Entrei no elevador vazio,
apertei a tecla oito e comecei a pensar na vida. Repentinamente teve início um
filme, com duração provável de segundos, mas parecendo durar décadas, pois foi
o que mostrou. Desde a infância feliz, com a vida bastante regrada, cheia de
horários, obrigações, mas muitas diversões, até os dias atuais, já com vários e
queridos netos.
Na época do grupo, depois
chamado de primário e atualmente educação fundamental, todos meus irmãos
corriam para se arrumar e tomar o café antes de irmos caminhando para a escola,
próxima da casa. Nos intervalos das aulas ou no caminho de volta após seu término,
era comum pararmos para, com nossas raras moedas, comprarmos um sorvete de
gelo, conhecido como raspadinha, que nada mais era do que uma barra de gelo
raspada com uma plaina de carpinteiro e o resultado – um farelo de gelo -,
colocado em um copinho e coberto por líquidos com os mais diversos sabores
artificiais.
O material escolar era
organizadamente guardado logo que chegávamos em casa e após um rápido banho
almoçávamos. Depois de um curto período de descanso já vinha o horário de
estudos, quando fazíamos as tarefas de casa determinadas pelos professores.
Mais um curto período de descanso e já nos dirigíamos, a pé, para outras
atividades escolares ou de esportes que, de acordo com a idade e o sexo da
criança, variavam entre as aulas de inglês, balé, violão, piano, judô e
natação.
Só após novas aulas e a
prática de algum esporte é que tínhamos nosso período livre para brincadeiras
com os amigos e amigas, mas aqueles que por qualquer motivo estavam indo mal na
escola, eram proibidos de brincar e enquanto os outros brincavam, eles
frequentavam as aulas particulares de reforço escolar. Ir para o clube só era
permitido depois das lições de casa concluídas e se aquele não fosse dia de
outras aulas ou de alguma atividade esportiva.
As brincadeiras eram de bolinhas
de gude, pega-pega, esconde-esconde, pular amarelinha, e quando já um pouco
maiores, vinham os carrinhos re rolimã.

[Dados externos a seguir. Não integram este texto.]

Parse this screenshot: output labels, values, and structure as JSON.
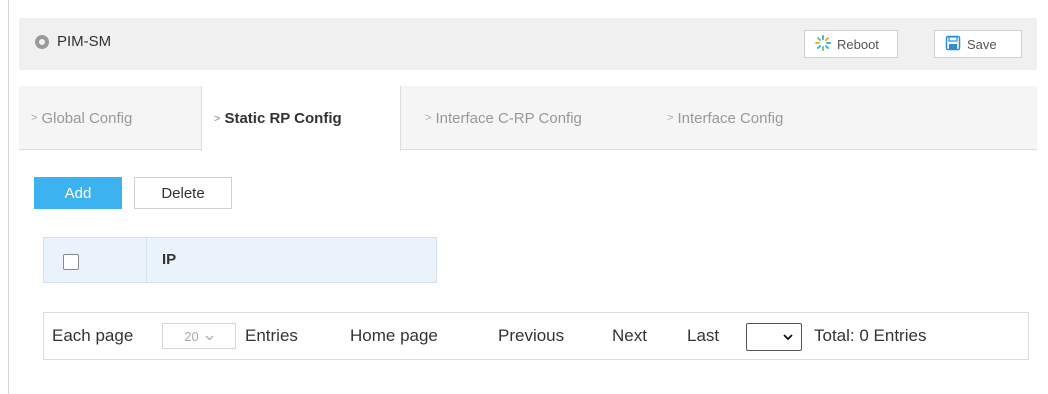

Logo vieram os tradicionais bailes de
debutantes, quando as famílias apresentavam para a sociedade local suas filhas
que estavam completando quinze anos de idade. Virávamos escoteiros,
bandeirantes ou lobinhos, quando nos ensinavam a vida em sociedade e atitudes
básicas de sobrevivência em situações adversas. Desfilávamos nas fanfarras dos
colégios e alguns davam início aí ao aprendizado para tocar um instrumento
musical.
Nos fins de semana corríamos
para sermos os primeiros a entrar nos cinemas, para assim podermos guardar
lugares para os amigos, amigas ou paqueras. Em casa ligávamos a vitrola e
treinávamos a dança dois pra lá e dois pra cá, o twist e o rock’n roll, para
depois dançarmos nas brincadeiras dançantes dos clubes. Os pontos de encontro
dos jovens nos fins de semana eram em alguma lanchonete, panificadora ou
sorveteria, que as meninas frequentavam com os vestidos mais curtinhos e meias
arrastão. Quando alguém conseguia, dali acompanhava uma delas até a porta de
sua casa onde ficava conversando na calçada, até no máximo às dez horas da
noite, quando sua mãe a mandava entrar.
As músicas da época eram
lindíssimas e ainda são as que mais fazem sucesso. Os primeiros veículos que
dirigíamos eram logo levados a uma rua que possuía uma queda repentina de
altitude e quando por lá se passava um pouco mais aceleradamente, o carro
literalmente voava, caindo mais adiante com seus passageiros sentindo um enorme
frio na barriga. Muito magro e alto, usava cabelos longos e calças justas com boca-de-sino,
o máximo para a época.
Vieram as dificuldades de
todos na escolha das profissões futuras, as faculdades – onde as aulas eram
assistidas de paletó e gravata -, os melhores e os piores cursos e
aproveitamentos, as formaturas e as buscas por empregos ou algum tipo de
remuneração profissional. Alguns fizeram melhores escolhas e começam a ser
recompensados por isso. Outros não escolheram tão bem ou não se esforçaram nos
aprendizados e logo percebem que pagarão caro por isso.
Começaram a ser traçados os
futuros de sucesso e de fracasso, principalmente financeiros, mas
independentemente das posições alcançadas ou não, hoje com poucos e já brancos
cabelos, com muitas rugas e cicatrizes, estou mais livre, leve, solto para
perceber que o dinheiro não pode ser nossa única busca e não é o responsável
pela felicidade de muitas pessoas, mas só a maturidade me mostrou isso.
O elevador parou, a porta se
abriu, o sonho acabou e a realidade voltou.